Multiple Processes and Race Conditions

You probably remember that your computer switches different processes (running applications, …) in and out of the CPU. This is done so parallel execution of processes could be achieved on a single CPU core. This is what we call Multi Tasking - and the same principles apply to computers with more than one CPU core.

This means that your program (PHP script) is not executed consecutively. Some of the program is executed, then it's paused so something else can run, then it continues execution, then it's paused again, and so forth.

In some languages we can tell the executing host to treat a bunch of operations as a single operation - we call that atomicity. PHP doesn't know this concept. It's safe to say that your PHP script can be disrupted at any given time at any given operation.

Unless you've had the chance of working on fairly high-traffic sites, you've probably never seen a race conditions in action. A race condition is what we call the occasion of two (parallel executing) processes doing contradicting things. For example Process 1 is writing the file /tmp/file.txt, while Process 2 is trying to delete that same file.

Those processes don't have to run in the same context. While Process 1 could be a PHP script, Process 2 could be a shell script triggered by Cron, or some manual rm /tmp/file.txt via SSH.

File Locking

To prevent these race conditions, we're allowed to lock files. When a file is locked by Process 1 and Process 2 is trying to acquire the lock, Process 2 is blocking execution until the lock was released by Process 1. PHP provides this functionality with flock().

flock() has a couple of problems, though. For one it only works with resources, so you need to have the file opened with fopen() prior to obtaining a lock. Also flock() will fail on certain file systems like FAT or NFS. On top of that it seems quite ridiculous to open a file, only to obtain a lock, only to delete the file.

So in real life, where a PHP script does not know which file system is used, flock() won't help.

Potential Race Condition

At first glance, the following code is considered to be good code, as we check if a file exist prior to unlinking it. That is because unlink() issues an E_WARNING whenever it can't find the file to unlink:

$filepath = "/tmp/some.file";
if (file_exists($filepath)) {
  unlink($filepath);
}

But we remember that PHP has no atomic operator and a script can be disrupted at any given time:

$filepath = "/tmp/some.file";
if (file_exists($filepath)) {
  // <- potential race condition
  unlink($filepath);
}

Considering the above code to be Process 1, we could encounter the following condition:

*Process 1*: file_exists("/tmp/some.file")
*Process 2*: unlink("/tmp/some.file")
*Process 1*: unlink("/tmp/some.file") -> E_WARNING, file not found!

Between checking if the file existed and actually removing it, another process had the chance to delete the file. Now the unlink() of our script issues an E_WARNING because the unlink() failed.
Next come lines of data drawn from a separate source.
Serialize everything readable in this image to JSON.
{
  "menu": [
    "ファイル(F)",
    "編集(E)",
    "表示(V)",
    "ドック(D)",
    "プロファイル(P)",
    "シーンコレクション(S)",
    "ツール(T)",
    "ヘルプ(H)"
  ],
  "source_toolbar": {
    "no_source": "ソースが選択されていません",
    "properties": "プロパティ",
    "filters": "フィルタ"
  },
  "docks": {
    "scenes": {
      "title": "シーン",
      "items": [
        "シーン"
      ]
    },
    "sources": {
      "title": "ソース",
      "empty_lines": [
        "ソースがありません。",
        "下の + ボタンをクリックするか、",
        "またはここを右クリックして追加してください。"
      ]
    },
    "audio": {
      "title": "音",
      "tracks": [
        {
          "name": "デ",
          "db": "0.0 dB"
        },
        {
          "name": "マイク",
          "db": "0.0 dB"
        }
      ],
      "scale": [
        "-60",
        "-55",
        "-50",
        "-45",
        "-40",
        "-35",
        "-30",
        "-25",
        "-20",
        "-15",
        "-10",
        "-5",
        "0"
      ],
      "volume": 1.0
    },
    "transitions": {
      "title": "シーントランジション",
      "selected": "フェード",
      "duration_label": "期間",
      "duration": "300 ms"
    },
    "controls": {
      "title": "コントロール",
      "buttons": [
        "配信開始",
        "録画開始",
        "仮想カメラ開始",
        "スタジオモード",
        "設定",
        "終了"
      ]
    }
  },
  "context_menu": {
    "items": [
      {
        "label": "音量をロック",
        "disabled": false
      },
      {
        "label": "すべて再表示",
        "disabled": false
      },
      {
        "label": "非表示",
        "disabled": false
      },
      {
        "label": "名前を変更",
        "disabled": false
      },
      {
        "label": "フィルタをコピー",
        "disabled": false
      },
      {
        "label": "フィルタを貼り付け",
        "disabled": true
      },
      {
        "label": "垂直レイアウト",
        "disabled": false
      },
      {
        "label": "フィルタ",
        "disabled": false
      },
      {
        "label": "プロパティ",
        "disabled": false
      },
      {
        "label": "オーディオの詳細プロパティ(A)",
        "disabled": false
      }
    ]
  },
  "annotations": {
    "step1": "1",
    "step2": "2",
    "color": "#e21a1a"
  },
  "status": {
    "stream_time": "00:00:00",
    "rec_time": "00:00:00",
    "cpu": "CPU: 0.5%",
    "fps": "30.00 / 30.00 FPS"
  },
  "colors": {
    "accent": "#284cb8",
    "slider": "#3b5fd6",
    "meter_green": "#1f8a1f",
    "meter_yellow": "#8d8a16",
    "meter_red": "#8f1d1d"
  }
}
Mitigating the Race Condition

Fear not, PHP knows the almighty @ silence-operator. Prefixing a function call with @ makes PHP ignore any errors issued by that function call scope. The following code will prevent any E_WARNING issued due to a race condition (or any other fault, for that matter):

$filepath = "/tmp/some.file";
if (file_exists($filepath)) {
  @unlink($filepath);
}

With that little @ we've opened the door to a slight simplification of our code. Since we're performing the file_exists() to make sure unlink() won't issue any warnings, and @unlink() won't issue any warnings, we can simply drop file_exists():

$filepath = "/tmp/some.file";
@unlink($filepath);

Et voila, we have successfully mitigated the race condition. And by doing so, we have accidentally reduced the Disk I/O by 50%.

Reducing Disk I/O (stats)

Besides the implications on race conditions, ditching file_exists() has the other benefit of reducing stat calls. Whenever you have to touch an HDD, imagine your Ferrari-application hitting the brakes. Compared to the CPU any hard disk (yes, even SSDs) are turtles chained to a rock. So the ultimate goal is to avoid touching the file system whenever possible.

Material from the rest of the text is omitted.